When the Minister confidently told the nation that “90% of schools are in fair to excellent condition,” she did not speak for the thousands of learners still sitting in unsafe classrooms, walking through cracked walls, and using broken, undignified toilets.
She certainly did not speak for the parents and teachers in rural villages and overcrowded townships who are crying out for change.
This is not just about pit toilets. It is about children being sent to school every day in buildings that are falling apart.
It’s about students learning in scorching hot container classrooms with no windows and no proper ventilation.
It’s about taps that don’t run, lights that don’t switch on, and schools without a single working toilet.
And still, we are told things are “mostly fine.”
Minister Gwarube herself admits that more than 8,000 schools still need proper classrooms, and that over 13,000 schools don’t have enough toilets to meet the needs of growing learner numbers.
And yet, her department missed its own deadline to eliminate pit toilets by 31 March 2024 a promise made to South Africans years ago.
These are not just backlogs.

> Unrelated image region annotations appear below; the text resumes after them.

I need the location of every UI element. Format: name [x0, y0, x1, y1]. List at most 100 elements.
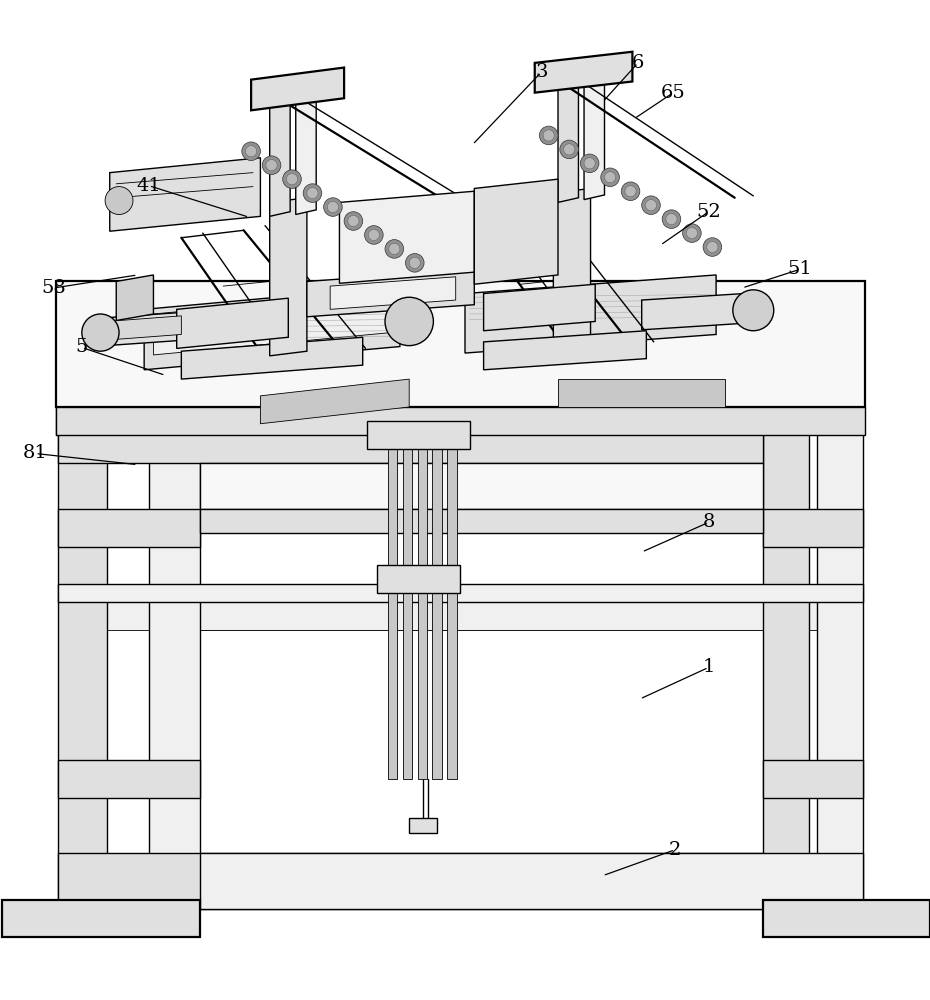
Polygon shape: [763, 509, 863, 546]
Text: 52: 52: [697, 203, 721, 221]
Polygon shape: [584, 72, 604, 200]
Polygon shape: [409, 818, 437, 833]
Circle shape: [645, 200, 657, 211]
Circle shape: [307, 188, 318, 199]
Circle shape: [368, 229, 379, 241]
Polygon shape: [377, 565, 460, 593]
Circle shape: [601, 168, 619, 187]
Circle shape: [105, 187, 133, 214]
Circle shape: [266, 160, 277, 171]
Polygon shape: [763, 760, 863, 798]
Polygon shape: [558, 75, 578, 202]
Circle shape: [283, 170, 301, 188]
Circle shape: [385, 240, 404, 258]
Circle shape: [543, 130, 554, 141]
Polygon shape: [474, 179, 558, 284]
Text: 6: 6: [631, 54, 644, 72]
Polygon shape: [144, 286, 400, 370]
Polygon shape: [251, 68, 344, 110]
Polygon shape: [553, 188, 591, 347]
Circle shape: [560, 140, 578, 159]
Circle shape: [405, 254, 424, 272]
Polygon shape: [484, 331, 646, 370]
Circle shape: [604, 172, 616, 183]
Circle shape: [683, 224, 701, 242]
Polygon shape: [2, 900, 200, 937]
Polygon shape: [93, 312, 186, 347]
Circle shape: [348, 215, 359, 227]
Polygon shape: [465, 275, 716, 353]
Circle shape: [409, 257, 420, 268]
Circle shape: [262, 156, 281, 174]
Circle shape: [539, 126, 558, 145]
Polygon shape: [270, 198, 307, 356]
Circle shape: [625, 186, 636, 197]
Polygon shape: [110, 158, 260, 231]
Text: 81: 81: [23, 444, 47, 462]
Polygon shape: [200, 593, 863, 630]
Polygon shape: [330, 277, 456, 309]
Circle shape: [344, 212, 363, 230]
Polygon shape: [432, 421, 442, 779]
Text: 58: 58: [42, 279, 66, 297]
Circle shape: [686, 228, 698, 239]
Polygon shape: [296, 84, 316, 214]
Polygon shape: [418, 421, 427, 779]
Polygon shape: [200, 463, 763, 509]
Polygon shape: [58, 853, 763, 909]
Polygon shape: [58, 593, 763, 630]
Circle shape: [703, 238, 722, 256]
Polygon shape: [56, 281, 865, 407]
Polygon shape: [260, 379, 409, 424]
Polygon shape: [388, 421, 397, 779]
Polygon shape: [642, 294, 744, 330]
Polygon shape: [56, 407, 865, 435]
Text: 65: 65: [661, 84, 685, 102]
Circle shape: [584, 158, 595, 169]
Polygon shape: [200, 509, 763, 533]
Circle shape: [385, 297, 433, 346]
Polygon shape: [535, 52, 632, 93]
Polygon shape: [177, 298, 288, 348]
Polygon shape: [270, 86, 290, 216]
Polygon shape: [58, 584, 863, 602]
Polygon shape: [149, 430, 200, 909]
Polygon shape: [403, 421, 412, 779]
Polygon shape: [763, 900, 930, 937]
Polygon shape: [817, 430, 863, 909]
Text: 2: 2: [669, 841, 682, 859]
Polygon shape: [339, 191, 474, 283]
Circle shape: [82, 314, 119, 351]
Text: 41: 41: [137, 177, 161, 195]
Polygon shape: [763, 430, 809, 909]
Polygon shape: [367, 421, 470, 449]
Circle shape: [580, 154, 599, 173]
Circle shape: [303, 184, 322, 202]
Polygon shape: [116, 275, 153, 321]
Circle shape: [642, 196, 660, 214]
Text: 1: 1: [702, 658, 715, 676]
Polygon shape: [200, 853, 863, 909]
Text: 3: 3: [535, 63, 548, 81]
Circle shape: [666, 214, 677, 225]
Polygon shape: [107, 316, 181, 340]
Circle shape: [621, 182, 640, 201]
Circle shape: [733, 290, 774, 331]
Circle shape: [324, 198, 342, 216]
Polygon shape: [558, 379, 725, 407]
Polygon shape: [58, 430, 107, 909]
Circle shape: [389, 243, 400, 254]
Circle shape: [246, 146, 257, 157]
Circle shape: [564, 144, 575, 155]
Polygon shape: [484, 284, 595, 331]
Circle shape: [327, 201, 339, 213]
Circle shape: [662, 210, 681, 228]
Text: 8: 8: [702, 513, 715, 531]
Text: 51: 51: [788, 260, 812, 278]
Polygon shape: [153, 292, 391, 355]
Circle shape: [242, 142, 260, 161]
Polygon shape: [447, 421, 457, 779]
Polygon shape: [58, 760, 200, 798]
Circle shape: [286, 174, 298, 185]
Polygon shape: [307, 269, 474, 317]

These are broken promises.
And behind every one of those numbers is a child who deserves better.
It is not good enough to say, “we are working on it.”
Our children are not construction projects.
They are people.
They are the future.
And right now, many of them are being forced to learn in spaces that rob them of their dignity, safety, and hope.
UAT believes that every child in this country deserves to walk into a clean, safe, and fully equipped school not one day in the distant future, but now.
That is why we are calling on the Department of Basic Education to urgently conduct a full, independently verified audit of every public school in South Africa, and to release the findings openly and honestly to the people.
Communities have a right to know the truth.
We are also demanding a focused emergency plan that addresses the most dangerous infrastructure failures collapsing classrooms, lack of water and electricity, and the disgrace of pit toilets.
This plan must have clear deadlines and be implemented with urgency, not excuses.
Most importantly, we are demanding that the Department finally start listening to the voices of the people parents, teachers, and learners themselves. For too long, they’ve been speaking out and being ignored.
That must end now.
United Africans Transformation stands with every child who has had to learn in fear, every parent who has sent their child to school with a heavy heart, and every teacher doing their best in impossible conditions.
We will not allow this government to continue hiding behind statistics while our children suffer in silence.
This is not about politics.
It’s about justice, dignity, and the kind of country we want to become.
Our children are watching. Let’s not fail them again.